In school, lunches meant shared tiffins or oily “puris,” hot “aloo-dum,” thin white tea, cheap biscuits or raw “wai-wai” brought from the nearby canteen.

Then there were the senior girls or “big-sisters” making a fuss and babying the little ones.

And oh! Wasn’t I an avid dancer! Our school cultural programs had me prancing about excitedly. I remember playing the part of “Sleeping Beauty” in a nursery rhyme skit once! Ha, ha! I am one even now. I can’t claim to be a beauty (not blatantly) but sleepy, I always am! (As for dancing, lately I have developed two left feet so I can’t qualify for the title of a competent dancer).
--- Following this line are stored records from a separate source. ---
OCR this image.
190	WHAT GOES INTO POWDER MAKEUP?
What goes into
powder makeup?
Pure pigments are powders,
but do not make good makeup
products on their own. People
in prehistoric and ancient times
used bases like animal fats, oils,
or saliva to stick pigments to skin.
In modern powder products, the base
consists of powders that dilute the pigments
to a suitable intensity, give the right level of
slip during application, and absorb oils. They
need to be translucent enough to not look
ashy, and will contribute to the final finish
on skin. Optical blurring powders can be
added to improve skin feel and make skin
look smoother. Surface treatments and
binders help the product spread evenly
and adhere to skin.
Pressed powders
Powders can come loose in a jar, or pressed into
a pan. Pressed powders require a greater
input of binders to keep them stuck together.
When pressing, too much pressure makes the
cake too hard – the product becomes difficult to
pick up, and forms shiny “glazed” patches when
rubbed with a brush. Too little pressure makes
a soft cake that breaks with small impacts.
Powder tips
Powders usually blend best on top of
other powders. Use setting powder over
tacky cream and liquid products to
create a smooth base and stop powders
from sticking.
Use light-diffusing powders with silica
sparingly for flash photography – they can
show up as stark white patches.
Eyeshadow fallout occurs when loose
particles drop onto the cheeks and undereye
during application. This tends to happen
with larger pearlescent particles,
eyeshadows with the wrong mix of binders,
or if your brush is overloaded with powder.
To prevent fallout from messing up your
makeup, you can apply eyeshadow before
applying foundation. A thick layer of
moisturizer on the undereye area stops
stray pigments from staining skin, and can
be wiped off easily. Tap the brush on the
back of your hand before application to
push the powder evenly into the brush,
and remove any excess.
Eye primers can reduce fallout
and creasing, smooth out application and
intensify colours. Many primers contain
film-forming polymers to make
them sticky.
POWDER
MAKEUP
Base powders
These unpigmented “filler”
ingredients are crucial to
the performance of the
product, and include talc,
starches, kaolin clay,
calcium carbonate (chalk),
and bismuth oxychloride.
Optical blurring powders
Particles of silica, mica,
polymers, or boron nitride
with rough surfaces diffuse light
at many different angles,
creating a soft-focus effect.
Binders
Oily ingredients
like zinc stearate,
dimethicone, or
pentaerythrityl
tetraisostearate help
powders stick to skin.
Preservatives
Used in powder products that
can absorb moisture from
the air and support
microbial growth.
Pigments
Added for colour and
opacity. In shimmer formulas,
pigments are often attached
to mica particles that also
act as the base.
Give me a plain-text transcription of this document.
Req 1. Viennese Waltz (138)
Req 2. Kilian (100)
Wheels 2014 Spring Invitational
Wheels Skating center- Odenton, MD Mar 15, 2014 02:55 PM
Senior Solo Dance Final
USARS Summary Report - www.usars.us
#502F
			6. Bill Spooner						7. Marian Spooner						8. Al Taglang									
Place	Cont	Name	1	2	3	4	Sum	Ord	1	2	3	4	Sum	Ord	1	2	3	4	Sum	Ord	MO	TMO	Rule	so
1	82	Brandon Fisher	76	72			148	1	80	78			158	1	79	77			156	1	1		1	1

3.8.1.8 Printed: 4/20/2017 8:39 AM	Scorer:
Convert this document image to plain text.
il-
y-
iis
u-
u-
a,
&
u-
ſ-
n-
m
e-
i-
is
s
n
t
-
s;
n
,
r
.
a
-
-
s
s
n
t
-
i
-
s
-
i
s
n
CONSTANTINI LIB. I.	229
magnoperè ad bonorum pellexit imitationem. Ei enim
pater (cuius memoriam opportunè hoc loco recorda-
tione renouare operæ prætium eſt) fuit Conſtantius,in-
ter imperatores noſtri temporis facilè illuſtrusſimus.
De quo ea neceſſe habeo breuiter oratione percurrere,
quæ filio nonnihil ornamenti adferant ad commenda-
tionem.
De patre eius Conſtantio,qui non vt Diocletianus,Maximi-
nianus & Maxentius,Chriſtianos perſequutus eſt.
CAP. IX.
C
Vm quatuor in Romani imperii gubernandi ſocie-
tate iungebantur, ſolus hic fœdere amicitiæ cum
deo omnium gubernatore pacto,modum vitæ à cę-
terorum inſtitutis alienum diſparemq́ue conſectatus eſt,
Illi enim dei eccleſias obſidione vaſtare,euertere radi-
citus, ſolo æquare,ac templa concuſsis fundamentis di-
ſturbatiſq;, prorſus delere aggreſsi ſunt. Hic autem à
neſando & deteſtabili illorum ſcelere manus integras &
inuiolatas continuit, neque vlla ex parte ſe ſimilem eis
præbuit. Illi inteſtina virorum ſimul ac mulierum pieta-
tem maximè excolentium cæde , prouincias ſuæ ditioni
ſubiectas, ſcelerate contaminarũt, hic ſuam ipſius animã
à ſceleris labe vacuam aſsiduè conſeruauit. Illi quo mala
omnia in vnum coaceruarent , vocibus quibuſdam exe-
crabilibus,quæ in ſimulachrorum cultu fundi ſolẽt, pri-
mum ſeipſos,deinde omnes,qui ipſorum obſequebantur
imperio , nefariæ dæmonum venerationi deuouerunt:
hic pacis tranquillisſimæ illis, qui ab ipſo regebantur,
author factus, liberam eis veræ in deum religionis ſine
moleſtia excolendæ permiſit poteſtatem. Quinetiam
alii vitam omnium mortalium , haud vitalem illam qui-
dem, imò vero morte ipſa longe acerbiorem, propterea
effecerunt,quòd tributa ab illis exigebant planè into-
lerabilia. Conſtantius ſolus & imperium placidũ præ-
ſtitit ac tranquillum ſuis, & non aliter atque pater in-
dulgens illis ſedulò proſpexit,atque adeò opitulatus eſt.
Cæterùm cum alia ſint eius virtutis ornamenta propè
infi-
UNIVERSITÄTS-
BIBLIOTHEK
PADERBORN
It is strange but even at that age you do have an inkling of the inexplicable chemistry that exists between the opposite sexes, so you imagine that even you are part of it. I remember childishly “liking” a few little boys and snubbing a few others if they evinced an unsolicited interest in me. Ha, ha….those were the days…

As I looked at through the bus window during my most recent journey via Chumey, I could not help wishing I was living in that magical little valley. I stared at the tranquil forests, clear brooks with smooth round pebbles winking beneath the silvery little ripples and the schools. Yes, the schools….that will always remain an integral part of my childhood.

I could see some lanky adolescents taking a leisurely stroll on the lonely cold road, another group engaged in playing basketball and yet another group comprising mostly girls sunning themselves by the school gate. “Growing children,” I mused.

As the bus moved on, winding through the flat valley punctuated by gentle slopes, I smelt again Bumthang- the smell of my childhood: the smell of pine needles, saw-dust, burning fire-wood- a subtle fragrance.

Chumey undoubtedly is another wonderful thing about Bumthang. The goods which adorn the front of the handicraft shop are a visual treat for any passerby. Then come the farm houses- traditional two-storied structures with stretches of tilled land before them. Some of them are spread with fine earth while others have big clouts with the faintest trace of frost on the surface so that they look like big frozen chunks of ice cream. Prayer flags flutter spasmodically to sudden gusts of chilly wind. Little huts made of matted bamboo are scattered among the houses. Picture perfect. I drink in the beauty.

There are numerous pine trees along the road. Pine trees hold a special place in my heart- I remember them for their sharp sweet smell, their hard brown cones strewn across little traversed paths, and little brown pine nuts which we used to pick up gingerly and crack in between our teeth.

My heart soars as I catch a glimpse of Chamkhar stretched out below me- the large serene plain, the river running through it, the familiar structures… It is getting dark now but as I observe the Chamkhar chu , flowing swiftly past the road, deceptively shallow at some stretches and dangerously deep at others, as I look at the mini-islands with the shrubs laden with sour, yellow berries, feeling their tangy taste on my tongue, I again drift back to a childhood fantasy.

Maybe some readers will be surprised at this but as a child when I read “The Adventures of Tom Sawyer and Huckleberry Finn,” I could not get rid of my burning desire to be in Tom’s shoes! Agreed he was a boy, a naughty little boy at that, but I guess at that age, gender matters little as long as you can have fun, so there I was- longing to run away from home and stay at one of the islands on Chamkhar chu much like Tom did. His living the life of a little Robinson Crusoe (only his isolation was self imposed), fishing, fending for himself, fooling around with friends was a dream adventure for me. I loved every bit of it.

Finally, we entered the town and the bus came to a halt at the bus stop. I was back- back from my childhood Bumthang to the present one. But as the sights and sounds again surrounded and seeped into me, I knew Bumthang was the same- it would always remain so for me because it grew up with me.